New road map needed after death of child

Dec. 2, 2002


I don't hate Scottsdale. I should, but I don't. I hate the roads, and I hate the speed. But I love the place I call home. Someone took my road map last year on April 6, coincidentally the day my daughter Erica died in a car accident on Pima Road. This was also the day that my compass, both moral and philosophical, was no longer useful to her and one that I am working to make applicable to my new existence without her.

In any journey in life, we use our children to define and chart our own course, looking at jobs, college, dating, marriage, children, sickness, health, tragedy and triumph as things to look forward to, things to dread, things to ponder, all part of the life cycle, as we have come to call it. Immediately after Erica's death, I started to deal not only with my own loss but to figure out how my relationship with my wife, Hope, would grow, stall, expand or implode, reading a statistic that 80 percent of marriages fail within five years after the death of a child.

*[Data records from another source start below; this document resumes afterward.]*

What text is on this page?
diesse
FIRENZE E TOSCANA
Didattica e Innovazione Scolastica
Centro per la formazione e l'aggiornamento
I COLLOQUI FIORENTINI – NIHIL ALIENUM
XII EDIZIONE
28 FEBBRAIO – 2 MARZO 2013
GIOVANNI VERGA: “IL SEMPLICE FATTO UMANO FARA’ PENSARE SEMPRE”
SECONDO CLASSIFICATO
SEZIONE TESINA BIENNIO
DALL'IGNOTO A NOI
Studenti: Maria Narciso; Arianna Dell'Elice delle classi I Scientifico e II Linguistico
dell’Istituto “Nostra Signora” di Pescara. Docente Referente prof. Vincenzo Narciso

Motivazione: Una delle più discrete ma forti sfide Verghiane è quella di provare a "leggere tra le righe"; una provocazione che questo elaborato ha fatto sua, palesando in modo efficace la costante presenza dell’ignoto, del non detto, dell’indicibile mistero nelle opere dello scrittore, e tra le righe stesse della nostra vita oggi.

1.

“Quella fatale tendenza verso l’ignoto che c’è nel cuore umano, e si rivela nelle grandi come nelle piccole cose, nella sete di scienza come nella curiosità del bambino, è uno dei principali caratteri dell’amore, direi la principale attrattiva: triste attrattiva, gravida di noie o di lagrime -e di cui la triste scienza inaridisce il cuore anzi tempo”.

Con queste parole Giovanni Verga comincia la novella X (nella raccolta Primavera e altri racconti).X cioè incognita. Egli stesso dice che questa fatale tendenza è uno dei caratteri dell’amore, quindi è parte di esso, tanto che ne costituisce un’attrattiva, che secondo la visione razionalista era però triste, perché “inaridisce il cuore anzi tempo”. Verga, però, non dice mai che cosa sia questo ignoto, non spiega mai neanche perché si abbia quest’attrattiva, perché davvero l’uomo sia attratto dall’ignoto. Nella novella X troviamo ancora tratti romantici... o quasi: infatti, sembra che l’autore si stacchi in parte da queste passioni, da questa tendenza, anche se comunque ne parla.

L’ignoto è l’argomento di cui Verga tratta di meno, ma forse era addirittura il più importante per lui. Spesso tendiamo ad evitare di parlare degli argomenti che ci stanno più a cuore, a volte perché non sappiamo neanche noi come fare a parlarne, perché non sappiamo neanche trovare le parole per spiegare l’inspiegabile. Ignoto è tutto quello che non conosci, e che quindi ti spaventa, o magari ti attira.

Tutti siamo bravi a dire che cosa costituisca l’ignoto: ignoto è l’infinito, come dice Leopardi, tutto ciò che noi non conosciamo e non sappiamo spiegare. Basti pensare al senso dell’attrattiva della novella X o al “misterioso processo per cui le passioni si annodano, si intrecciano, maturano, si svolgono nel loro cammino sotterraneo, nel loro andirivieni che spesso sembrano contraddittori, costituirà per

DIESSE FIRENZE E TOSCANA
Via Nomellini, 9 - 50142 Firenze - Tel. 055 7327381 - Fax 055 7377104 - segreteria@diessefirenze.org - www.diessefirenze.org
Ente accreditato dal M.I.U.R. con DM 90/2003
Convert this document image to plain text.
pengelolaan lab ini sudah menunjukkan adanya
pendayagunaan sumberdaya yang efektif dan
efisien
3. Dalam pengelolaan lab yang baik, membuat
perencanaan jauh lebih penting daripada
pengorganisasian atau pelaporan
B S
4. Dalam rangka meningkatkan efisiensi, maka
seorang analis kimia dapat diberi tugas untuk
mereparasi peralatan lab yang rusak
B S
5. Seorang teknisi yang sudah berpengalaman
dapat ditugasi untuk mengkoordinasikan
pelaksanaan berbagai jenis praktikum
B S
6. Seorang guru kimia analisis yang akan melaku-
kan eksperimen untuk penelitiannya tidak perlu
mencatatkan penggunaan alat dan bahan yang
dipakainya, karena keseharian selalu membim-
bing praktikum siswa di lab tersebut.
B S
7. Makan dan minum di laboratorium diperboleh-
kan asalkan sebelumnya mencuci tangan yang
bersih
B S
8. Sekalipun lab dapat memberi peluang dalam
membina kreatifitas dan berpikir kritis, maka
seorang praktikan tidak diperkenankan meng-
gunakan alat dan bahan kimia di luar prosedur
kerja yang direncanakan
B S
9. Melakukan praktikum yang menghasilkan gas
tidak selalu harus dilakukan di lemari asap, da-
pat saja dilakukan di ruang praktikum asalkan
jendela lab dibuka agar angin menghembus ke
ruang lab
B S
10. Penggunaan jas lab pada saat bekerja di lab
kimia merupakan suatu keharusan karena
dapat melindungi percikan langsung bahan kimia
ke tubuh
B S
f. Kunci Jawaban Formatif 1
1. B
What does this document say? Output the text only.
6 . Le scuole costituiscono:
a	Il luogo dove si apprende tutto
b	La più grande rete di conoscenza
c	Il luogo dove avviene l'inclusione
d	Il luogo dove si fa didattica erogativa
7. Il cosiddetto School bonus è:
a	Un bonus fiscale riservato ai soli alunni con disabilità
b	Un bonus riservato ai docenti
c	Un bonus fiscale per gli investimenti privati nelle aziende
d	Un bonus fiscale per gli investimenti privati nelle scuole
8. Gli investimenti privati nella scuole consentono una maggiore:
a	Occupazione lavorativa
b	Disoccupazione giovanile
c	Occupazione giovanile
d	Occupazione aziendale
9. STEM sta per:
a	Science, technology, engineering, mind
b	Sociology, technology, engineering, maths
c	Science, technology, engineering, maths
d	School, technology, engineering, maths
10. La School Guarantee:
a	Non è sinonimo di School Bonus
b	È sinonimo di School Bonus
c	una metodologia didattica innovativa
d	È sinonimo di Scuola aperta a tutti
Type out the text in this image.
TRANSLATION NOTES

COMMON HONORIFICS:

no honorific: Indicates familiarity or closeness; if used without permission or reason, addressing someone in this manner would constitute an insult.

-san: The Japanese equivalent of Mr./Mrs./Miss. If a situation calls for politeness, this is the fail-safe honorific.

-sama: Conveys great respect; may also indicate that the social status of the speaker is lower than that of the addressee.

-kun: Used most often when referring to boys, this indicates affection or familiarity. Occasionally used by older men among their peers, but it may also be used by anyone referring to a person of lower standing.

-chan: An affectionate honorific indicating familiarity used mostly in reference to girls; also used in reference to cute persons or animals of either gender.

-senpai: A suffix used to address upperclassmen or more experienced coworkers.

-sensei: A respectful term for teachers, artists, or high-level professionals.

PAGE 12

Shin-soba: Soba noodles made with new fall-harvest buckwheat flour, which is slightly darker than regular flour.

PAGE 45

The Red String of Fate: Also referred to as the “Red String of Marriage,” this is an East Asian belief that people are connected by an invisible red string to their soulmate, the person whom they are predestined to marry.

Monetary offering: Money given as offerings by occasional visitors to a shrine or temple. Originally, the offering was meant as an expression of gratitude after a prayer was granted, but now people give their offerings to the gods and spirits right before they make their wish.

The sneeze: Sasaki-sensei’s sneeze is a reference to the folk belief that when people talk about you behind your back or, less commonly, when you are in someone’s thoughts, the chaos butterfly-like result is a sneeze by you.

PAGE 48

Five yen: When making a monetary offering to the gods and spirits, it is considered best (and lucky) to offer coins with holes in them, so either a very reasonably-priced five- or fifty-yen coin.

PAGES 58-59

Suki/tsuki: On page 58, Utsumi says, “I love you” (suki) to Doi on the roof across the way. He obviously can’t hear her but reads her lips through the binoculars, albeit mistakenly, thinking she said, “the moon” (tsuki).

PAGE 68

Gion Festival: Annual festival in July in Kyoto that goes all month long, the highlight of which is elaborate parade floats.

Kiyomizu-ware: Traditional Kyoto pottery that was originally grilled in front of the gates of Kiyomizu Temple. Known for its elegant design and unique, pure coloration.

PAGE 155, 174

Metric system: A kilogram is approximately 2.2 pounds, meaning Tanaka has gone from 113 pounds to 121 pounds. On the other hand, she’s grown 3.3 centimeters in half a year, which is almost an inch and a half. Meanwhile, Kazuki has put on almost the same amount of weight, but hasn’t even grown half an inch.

Marriages following any tragedy are put under a tremendous amount of pressure, and it takes two very unique individuals to find their way, determine their purpose and execute the course of action for the remainder of their days. What I discovered was with such life events removed, it's important to make your own "markers" to replace the ones that were taken.

You and your partner become the new cartographers, the new Rand-McNallys of your own destiny, creating new roads and signposts, incorporating the cherished memories of a life now gone with a new world, of new ways, new ideas, new paths and new dreams.
People say "you can fall out of love with a partner, but you never fall out of love with your child." You never do, but if you allow a tragedy to compromise your love with someone who has stood by you in good and bad, there become two deaths in your life, one avoidable, the other not.

The emotions run the gamut in the aftermath of a huge loss for which we are never prepared. No one has written the definitive guide on how to handle it, as it is different for everyone. Sadly, the only way to understand is to live it, and we members of this "club" pray that no one should ever have to experience it. But as long as we do, we can create our own new markers of which we can really chart our own journeys. For us, it is making new events to look forward to, to celebrate that which we do have and commemorate that which we have lost. There is a choice between living your life and living out your life.

Some people are born with an ability to make choices in their life, and some have choices thrust upon them. What one does with that choice, that fate, determines their character, their resolve, their commitment to live their life. It isn't easy. But we owe it to those we loved - to remember them - not recall them and, along with the people we do have, strive to make a difference with the love we have left.

Erica would have been 20 on Wednesday. I don't hate Scottsdale. It's where my daughter came to live and, regrettably, to die. Every day, I have the pain of her absence, the strength of her memory, the love of my wife and a life ahead of me. I am home.